The
usual depiction of energy transfer from an antenna of a lanthanide
complex, LnL
n
, to the lanthanide ion,
Ln3+, such as Eu3+ or Tb3+, is illustrated
by an energy diagram matching the complex and metal ion levels. Other
than direct singlet energy transfer (ET), relaxation to the lowest
triplet state, T1, may be followed by ET. The determination
of the zero phonon line triplet state energy, T1, is thus
essential for the rationalization of the ET processes of lanthanide
ions. It is also useful to calculate the electronic absorption spectra
of lanthanide complexes to pinpoint maximum absorption. The triplet
state energy and the energies of absorption bands have not been thoroughly
investigated by calculation and compared with experimental results
in a critical manner previously.
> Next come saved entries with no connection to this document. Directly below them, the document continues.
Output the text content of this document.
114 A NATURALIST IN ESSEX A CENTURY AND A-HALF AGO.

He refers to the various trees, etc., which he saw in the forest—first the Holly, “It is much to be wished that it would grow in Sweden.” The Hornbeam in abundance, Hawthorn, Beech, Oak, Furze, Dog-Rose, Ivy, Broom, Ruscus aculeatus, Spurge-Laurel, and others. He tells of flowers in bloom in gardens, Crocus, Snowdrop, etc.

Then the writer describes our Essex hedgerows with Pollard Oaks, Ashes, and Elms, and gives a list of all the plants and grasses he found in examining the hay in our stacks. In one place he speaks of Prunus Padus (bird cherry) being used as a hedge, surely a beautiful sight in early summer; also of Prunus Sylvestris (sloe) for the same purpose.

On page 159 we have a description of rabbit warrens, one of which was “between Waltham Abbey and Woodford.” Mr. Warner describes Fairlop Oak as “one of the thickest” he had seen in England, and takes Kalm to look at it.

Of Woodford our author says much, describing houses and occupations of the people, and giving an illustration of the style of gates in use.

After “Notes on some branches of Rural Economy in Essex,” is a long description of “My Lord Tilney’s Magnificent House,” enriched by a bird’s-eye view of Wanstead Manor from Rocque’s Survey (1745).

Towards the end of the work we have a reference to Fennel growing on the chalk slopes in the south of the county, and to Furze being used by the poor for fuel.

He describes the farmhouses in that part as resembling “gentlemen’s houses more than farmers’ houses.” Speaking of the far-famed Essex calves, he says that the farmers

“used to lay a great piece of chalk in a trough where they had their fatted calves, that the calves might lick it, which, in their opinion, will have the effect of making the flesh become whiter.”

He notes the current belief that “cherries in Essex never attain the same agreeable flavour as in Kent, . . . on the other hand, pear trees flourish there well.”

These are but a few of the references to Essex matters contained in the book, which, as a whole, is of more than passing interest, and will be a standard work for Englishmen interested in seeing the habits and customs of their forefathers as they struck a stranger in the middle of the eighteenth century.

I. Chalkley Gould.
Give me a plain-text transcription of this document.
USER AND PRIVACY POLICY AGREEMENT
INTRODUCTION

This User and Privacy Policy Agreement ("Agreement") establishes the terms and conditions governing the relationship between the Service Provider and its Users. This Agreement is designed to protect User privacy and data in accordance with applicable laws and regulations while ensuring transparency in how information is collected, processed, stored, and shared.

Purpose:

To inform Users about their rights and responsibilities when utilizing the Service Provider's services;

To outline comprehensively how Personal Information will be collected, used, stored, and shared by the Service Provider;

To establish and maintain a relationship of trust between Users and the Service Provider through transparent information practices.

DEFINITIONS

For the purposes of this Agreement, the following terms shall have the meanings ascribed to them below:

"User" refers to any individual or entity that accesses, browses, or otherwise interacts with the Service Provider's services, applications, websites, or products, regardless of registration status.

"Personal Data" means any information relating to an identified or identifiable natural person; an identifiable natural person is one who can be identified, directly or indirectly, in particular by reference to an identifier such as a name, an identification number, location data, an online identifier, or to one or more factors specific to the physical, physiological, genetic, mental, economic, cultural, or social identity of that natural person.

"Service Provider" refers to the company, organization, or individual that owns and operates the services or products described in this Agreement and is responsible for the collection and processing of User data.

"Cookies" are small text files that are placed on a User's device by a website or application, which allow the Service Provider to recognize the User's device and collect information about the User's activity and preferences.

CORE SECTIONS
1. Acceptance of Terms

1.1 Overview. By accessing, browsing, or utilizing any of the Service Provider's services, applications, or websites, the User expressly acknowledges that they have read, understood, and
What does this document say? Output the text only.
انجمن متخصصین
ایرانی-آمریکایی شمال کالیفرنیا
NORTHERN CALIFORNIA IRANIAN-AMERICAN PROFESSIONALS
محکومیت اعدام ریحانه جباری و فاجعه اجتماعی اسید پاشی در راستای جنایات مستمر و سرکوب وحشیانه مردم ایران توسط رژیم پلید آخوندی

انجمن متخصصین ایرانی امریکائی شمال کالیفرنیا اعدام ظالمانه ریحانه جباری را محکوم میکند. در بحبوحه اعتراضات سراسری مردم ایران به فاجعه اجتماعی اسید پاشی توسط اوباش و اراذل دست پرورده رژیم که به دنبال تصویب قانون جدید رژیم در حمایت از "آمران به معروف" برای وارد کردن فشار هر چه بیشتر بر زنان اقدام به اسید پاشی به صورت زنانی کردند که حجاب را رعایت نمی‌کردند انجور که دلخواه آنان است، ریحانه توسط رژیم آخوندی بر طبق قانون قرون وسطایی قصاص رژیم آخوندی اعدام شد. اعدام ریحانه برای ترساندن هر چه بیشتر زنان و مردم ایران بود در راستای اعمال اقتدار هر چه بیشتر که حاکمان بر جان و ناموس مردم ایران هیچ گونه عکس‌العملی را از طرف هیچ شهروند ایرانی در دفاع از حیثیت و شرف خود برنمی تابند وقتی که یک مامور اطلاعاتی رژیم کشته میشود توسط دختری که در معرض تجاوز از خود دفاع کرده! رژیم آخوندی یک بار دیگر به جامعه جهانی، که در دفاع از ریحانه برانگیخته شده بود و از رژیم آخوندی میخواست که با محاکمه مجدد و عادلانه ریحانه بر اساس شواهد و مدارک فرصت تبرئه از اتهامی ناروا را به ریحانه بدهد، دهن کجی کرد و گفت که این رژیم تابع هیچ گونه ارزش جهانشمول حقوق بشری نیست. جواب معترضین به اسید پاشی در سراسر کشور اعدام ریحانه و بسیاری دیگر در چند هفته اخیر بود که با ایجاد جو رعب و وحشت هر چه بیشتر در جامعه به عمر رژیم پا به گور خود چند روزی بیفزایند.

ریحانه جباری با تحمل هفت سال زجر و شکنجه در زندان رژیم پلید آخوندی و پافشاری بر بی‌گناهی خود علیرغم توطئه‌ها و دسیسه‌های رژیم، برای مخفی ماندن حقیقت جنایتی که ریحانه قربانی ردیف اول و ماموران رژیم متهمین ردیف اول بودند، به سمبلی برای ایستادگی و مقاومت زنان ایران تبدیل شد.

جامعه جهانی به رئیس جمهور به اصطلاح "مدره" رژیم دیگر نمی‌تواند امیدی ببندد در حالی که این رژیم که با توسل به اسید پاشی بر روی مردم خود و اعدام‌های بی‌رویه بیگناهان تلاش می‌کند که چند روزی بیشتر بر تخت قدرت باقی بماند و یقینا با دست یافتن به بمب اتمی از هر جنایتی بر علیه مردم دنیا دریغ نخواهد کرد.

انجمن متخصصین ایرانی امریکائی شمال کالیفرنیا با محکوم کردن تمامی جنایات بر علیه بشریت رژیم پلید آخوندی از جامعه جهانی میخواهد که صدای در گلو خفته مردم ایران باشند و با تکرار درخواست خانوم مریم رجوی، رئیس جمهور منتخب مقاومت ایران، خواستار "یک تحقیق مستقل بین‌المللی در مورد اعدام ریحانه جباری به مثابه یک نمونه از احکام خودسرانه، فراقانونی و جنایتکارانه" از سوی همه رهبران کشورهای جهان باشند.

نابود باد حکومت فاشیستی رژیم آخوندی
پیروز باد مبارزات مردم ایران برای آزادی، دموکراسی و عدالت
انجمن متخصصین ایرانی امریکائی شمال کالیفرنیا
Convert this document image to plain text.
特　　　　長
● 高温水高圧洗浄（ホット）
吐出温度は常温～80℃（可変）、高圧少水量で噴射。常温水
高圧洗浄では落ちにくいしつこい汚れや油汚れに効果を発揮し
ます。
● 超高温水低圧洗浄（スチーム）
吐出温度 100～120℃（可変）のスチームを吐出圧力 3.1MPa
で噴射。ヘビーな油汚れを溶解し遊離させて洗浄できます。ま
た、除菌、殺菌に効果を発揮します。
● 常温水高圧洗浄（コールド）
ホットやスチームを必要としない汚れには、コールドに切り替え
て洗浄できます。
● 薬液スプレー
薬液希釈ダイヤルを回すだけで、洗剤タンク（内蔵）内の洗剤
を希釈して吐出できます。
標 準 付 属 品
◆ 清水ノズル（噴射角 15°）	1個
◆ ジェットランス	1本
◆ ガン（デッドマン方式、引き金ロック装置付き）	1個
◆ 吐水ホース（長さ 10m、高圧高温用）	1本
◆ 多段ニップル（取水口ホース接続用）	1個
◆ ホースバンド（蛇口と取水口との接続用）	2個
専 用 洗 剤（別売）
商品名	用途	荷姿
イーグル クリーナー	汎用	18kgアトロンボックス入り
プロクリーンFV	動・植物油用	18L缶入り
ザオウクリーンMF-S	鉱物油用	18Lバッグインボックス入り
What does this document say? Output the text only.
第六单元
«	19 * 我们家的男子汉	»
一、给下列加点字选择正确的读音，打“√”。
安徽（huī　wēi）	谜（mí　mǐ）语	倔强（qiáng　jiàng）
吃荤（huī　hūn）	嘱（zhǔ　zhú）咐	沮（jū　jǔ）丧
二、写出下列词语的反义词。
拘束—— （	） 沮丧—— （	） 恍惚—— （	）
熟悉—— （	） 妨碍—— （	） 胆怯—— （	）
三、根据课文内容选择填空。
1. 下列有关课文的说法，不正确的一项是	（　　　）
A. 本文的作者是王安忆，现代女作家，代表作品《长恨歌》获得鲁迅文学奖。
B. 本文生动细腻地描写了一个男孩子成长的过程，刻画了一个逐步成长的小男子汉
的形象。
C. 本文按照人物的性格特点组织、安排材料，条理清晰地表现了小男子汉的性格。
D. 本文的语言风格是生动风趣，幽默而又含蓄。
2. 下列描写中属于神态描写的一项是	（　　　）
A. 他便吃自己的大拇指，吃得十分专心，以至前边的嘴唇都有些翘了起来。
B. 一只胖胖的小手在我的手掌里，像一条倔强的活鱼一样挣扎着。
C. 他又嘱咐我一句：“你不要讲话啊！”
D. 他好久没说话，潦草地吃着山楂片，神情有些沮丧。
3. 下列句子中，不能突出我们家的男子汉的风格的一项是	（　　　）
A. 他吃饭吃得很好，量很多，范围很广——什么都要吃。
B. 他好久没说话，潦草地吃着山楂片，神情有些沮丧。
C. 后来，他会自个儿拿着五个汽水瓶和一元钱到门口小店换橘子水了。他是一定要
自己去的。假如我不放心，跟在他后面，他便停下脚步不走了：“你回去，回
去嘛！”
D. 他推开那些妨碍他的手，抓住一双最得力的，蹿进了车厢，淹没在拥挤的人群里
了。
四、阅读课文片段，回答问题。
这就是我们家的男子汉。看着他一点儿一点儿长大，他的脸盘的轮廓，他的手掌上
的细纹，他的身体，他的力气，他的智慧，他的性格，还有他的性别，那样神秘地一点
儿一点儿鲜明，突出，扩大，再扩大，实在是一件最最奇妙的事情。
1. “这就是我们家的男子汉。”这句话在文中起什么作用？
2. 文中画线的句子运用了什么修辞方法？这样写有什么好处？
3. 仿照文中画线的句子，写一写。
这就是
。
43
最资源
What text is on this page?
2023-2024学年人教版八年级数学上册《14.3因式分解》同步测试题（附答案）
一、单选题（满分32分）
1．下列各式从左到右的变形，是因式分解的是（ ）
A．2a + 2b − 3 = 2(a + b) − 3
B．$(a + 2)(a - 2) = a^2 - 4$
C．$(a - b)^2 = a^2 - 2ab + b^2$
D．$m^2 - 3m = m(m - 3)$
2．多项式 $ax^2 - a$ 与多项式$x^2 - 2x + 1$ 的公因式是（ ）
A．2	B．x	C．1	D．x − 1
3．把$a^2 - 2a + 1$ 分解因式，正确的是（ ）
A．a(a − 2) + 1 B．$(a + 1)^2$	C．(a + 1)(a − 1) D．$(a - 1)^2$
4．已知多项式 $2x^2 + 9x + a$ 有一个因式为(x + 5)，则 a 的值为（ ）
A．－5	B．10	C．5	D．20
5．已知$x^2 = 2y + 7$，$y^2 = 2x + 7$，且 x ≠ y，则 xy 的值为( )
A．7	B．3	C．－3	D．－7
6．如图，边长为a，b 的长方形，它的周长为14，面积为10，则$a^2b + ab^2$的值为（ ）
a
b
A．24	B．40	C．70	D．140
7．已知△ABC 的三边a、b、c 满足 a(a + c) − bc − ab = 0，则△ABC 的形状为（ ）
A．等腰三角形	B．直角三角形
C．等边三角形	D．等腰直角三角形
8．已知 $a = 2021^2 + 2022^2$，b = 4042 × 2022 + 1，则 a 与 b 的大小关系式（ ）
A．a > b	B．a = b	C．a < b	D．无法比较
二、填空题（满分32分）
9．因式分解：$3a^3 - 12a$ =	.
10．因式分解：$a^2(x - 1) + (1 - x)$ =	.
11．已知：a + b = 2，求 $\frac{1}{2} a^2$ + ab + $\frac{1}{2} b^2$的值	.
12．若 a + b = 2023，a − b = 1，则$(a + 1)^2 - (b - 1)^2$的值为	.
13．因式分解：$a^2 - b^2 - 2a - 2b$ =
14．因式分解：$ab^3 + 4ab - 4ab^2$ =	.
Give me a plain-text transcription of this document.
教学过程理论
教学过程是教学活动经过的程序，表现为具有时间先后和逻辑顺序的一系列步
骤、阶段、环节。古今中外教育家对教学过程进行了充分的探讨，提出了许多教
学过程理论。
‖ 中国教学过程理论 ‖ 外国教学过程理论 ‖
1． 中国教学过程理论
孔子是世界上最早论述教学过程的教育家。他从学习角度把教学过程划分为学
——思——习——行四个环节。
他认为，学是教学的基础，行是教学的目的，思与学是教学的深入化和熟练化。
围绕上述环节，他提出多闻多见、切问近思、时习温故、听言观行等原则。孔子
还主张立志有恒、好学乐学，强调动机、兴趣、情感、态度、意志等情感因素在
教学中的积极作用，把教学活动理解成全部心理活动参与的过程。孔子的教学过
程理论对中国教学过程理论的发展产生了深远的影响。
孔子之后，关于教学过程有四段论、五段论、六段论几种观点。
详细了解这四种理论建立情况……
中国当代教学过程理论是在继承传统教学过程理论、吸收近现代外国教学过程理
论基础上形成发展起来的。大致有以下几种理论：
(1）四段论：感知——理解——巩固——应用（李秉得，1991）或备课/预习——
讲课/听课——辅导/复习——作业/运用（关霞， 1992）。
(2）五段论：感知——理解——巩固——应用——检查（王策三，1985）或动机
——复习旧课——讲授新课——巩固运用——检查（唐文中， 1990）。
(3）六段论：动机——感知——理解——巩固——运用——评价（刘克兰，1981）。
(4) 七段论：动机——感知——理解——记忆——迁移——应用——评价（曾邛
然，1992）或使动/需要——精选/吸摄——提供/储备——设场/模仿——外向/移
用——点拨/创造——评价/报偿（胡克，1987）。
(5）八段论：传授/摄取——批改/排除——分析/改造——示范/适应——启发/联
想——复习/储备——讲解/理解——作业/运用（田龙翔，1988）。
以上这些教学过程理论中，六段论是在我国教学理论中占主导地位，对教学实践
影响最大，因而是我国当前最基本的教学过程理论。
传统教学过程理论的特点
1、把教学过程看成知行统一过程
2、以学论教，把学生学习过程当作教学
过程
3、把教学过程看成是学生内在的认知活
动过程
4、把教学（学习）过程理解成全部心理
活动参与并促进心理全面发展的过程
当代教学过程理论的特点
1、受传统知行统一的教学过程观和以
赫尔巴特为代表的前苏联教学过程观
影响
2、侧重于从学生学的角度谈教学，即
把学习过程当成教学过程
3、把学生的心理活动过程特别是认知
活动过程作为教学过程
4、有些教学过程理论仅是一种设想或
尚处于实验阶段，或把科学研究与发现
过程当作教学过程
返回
In order to study and provide guidelines
on these points, we have made an experimental and theoretical investigation
of the energy levels of lanthanide complexes in the solid state and
in solution by employing well-characterized compounds. It is found
that time dependent–density functional theory (TD-DFT) methods
do not provide a good indication of the complex absorption spectrum,
but reasonable agreement is achieved from multireference methods or
more rapidly from the Zerner’s intermediate neglect of differential
overlap (ZINDO/S) semiempirical method for calculating excited states.
Although the absorption spectra of the complexes may be similar for
different lanthanide ions and may be fairly similar to those of the
ligands, the use of a fragment scheme to calculate absorption spectra
using TD-DFT is generally not accurate. The major absorption bands
correspond to higher energy singlet transitions and the energies of
the first singlet and triplet states are not well-predicted by the
above methods. The calculation of the triplet zero phonon line energy
is best performed by the correction of the adiabatic transition energy
by the difference in the zero-point vibrational energy of the ground
singlet (S0) and the triplet (T1) states: the
ΔSCF (self-consistent field) method. The geometry optimization
of the complex in each electronic state followed by confirmatory vibrational
frequency calculations is thus required. This study lays down the
platform for a more accurate description and understanding of the
ET processes of lanthanide ions in organic complexes.